Recurrent Lyme Disease: Old or New Infection?

Lakshmi Ganapathi, MBBS; Neeraj Surana, MD, PhD

Disclosures

October 21, 2013

Discussion: Lyme Disease

The answer to the question is none. Given the classic appearance of the rash, the diagnosis of Lyme disease can be made and the patient treated accordingly. Given that he previously had a positive Lyme IgM and IgG, repeating his serology now will not be helpful because it would be unknown whether any positive bands were related to the previous or to the current infection. The patient was treated with 14 days of oral doxycycline, and he fully recovered.

Lyme disease results from infection with Borrelia burgdorferi, a spirochete that is inoculated directly into the skin by ticks that are part of the Ixodes ricinus complex. The disease incidence parallels the distribution of the vectors and is endemic to regions of North America, Europe, and Asia. There are some differences in the specific Borrelia genospecies that are found in these varied geographic regions, resulting in important differences in clinical presentation and treatment preferences. For clarity, this article is focused on B burgdorferi sensu stricto, the only genospecies found in the United States.The Centers for Disease Control and Prevention (CDC) estimates that approximately 300,000 new cases of Lyme disease occur in the United States each year.[1]

The clinical manifestations of Lyme disease result from active infection and/or immunopathogenic responses to infection and involve 3 distinct stages of disease:

  1. Early localized disease;

  2. Early disseminated disease; and

  3. Late Lyme disease.

Approximately 50% of patients with early localized disease who do not receive antibiotic treatment will progress to disseminated disease. However, all stages of disease are curable with appropriate antibiotic therapy.

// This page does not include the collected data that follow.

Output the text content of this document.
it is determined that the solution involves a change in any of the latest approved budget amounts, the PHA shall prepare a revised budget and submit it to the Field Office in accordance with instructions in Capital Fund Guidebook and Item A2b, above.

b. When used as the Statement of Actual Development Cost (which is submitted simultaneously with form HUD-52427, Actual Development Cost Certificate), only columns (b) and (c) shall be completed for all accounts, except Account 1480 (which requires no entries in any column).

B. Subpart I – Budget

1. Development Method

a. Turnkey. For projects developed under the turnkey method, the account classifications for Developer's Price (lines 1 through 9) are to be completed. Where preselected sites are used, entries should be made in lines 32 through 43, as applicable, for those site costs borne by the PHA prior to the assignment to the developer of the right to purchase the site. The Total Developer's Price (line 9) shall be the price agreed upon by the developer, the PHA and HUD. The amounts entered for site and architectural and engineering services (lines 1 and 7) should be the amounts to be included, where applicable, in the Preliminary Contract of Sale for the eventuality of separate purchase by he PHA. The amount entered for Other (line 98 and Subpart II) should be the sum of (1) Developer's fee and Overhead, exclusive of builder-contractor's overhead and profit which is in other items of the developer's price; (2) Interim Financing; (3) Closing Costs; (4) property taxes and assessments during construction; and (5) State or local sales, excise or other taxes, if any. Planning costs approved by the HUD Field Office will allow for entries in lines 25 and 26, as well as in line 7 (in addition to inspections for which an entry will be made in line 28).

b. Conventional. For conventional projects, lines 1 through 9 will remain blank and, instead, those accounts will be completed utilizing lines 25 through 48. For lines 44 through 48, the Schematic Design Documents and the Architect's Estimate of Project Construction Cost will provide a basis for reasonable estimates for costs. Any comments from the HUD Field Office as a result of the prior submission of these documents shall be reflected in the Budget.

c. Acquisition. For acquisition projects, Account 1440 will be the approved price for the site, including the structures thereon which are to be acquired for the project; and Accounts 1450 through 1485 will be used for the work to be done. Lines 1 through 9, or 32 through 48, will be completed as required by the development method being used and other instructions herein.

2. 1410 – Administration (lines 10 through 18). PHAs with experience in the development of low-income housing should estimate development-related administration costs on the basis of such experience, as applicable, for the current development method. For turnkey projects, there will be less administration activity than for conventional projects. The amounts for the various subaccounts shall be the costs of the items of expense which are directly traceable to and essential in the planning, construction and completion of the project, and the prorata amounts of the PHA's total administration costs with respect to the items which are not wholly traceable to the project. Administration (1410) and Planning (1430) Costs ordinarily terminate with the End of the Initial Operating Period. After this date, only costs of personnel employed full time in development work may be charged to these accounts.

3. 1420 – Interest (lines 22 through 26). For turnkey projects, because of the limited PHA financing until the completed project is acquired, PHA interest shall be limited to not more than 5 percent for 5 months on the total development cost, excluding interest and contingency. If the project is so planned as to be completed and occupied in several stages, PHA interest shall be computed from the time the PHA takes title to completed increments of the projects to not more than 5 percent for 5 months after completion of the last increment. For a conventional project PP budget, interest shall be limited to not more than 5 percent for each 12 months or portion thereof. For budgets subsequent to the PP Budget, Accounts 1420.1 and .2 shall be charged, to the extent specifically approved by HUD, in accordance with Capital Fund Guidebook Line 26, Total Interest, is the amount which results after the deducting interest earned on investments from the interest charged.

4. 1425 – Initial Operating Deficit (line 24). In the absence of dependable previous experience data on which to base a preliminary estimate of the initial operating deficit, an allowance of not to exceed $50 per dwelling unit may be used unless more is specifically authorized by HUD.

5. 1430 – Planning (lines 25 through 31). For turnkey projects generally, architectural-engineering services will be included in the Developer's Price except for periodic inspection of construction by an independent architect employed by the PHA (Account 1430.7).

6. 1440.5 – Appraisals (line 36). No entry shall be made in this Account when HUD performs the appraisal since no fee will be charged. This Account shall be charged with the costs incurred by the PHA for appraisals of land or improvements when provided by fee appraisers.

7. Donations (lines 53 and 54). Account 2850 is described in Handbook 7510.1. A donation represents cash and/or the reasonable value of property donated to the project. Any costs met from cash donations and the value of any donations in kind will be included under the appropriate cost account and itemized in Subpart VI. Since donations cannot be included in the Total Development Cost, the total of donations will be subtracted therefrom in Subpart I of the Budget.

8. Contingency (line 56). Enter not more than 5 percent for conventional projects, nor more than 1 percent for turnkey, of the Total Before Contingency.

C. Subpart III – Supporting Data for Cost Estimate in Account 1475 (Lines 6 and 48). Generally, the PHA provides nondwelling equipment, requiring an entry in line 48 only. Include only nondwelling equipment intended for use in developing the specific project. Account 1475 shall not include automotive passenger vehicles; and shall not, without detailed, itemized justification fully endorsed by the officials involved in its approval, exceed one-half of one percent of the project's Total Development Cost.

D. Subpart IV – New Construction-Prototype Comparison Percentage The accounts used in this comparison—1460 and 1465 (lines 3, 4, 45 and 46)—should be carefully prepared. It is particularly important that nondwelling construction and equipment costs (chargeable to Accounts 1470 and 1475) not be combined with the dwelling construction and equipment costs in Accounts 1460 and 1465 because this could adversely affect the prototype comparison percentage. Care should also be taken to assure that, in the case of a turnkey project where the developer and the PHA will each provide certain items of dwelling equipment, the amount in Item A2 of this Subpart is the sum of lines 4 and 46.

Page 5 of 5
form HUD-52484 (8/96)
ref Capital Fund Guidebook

B burgdorferi shows a distinct predilection for the skin, heart, central nervous system, and joints. In early localized infection, patients typically present 3-32 days after the tick bite with erythema migrans (EM), a pathognomonic rash that is characterized by an erythematous rash with a central clearing (bull's-eye rash). Because the small, nymphal form of the tick is generally responsible for transmission of disease to humans, most patients do not recall the tick bite. The EM rash occurs at the site of the tick bite, although about 20% of people do not develop a rash.

Early vs Late Lyme Disease

In early disseminated disease, patients present days to weeks after the onset of EM with extracutaneous manifestations caused by the hematogenous spread of B burgdorferi. Patients often present with a nonspecific febrile illness characterized by lethargy and fatigue or secondary EM lesions (40% of patients).[2] Approximately 15% of untreated patients develop neurologic manifestations,[2] including cranial neuropathy (most often involving cranial nerve VII and resulting in a Bell palsy), meningitis, elevated intracranial pressure in the absence of pleocytosis (pseudotumor cerebri), subtle encephalitis, and/or myelitis. Cardiac involvement, most commonly including any degree of atrioventricular block, affects 8% of patients.[2] Intermittent and migratory musculoskeletal pain affecting 1-2 locations is common at this stage of disease.

Late Lyme disease occurs months to years after the initial tick bite and may be the first presentation of Lyme disease in some patients. In the United States, approximately 60% of patients[2] with Lyme disease who do not receive antibiotic therapy develop oligoarticular arthritis in large joints, often the knees. These episodes typically last weeks to months in a given joint, although a small percentage of patients develops persistent arthritis that results in long-term damage to the joint. Chronic neurologic symptoms, although rare, have been described and generally presents as a subtle encephalopathy affecting sleep, memory, and/or mood.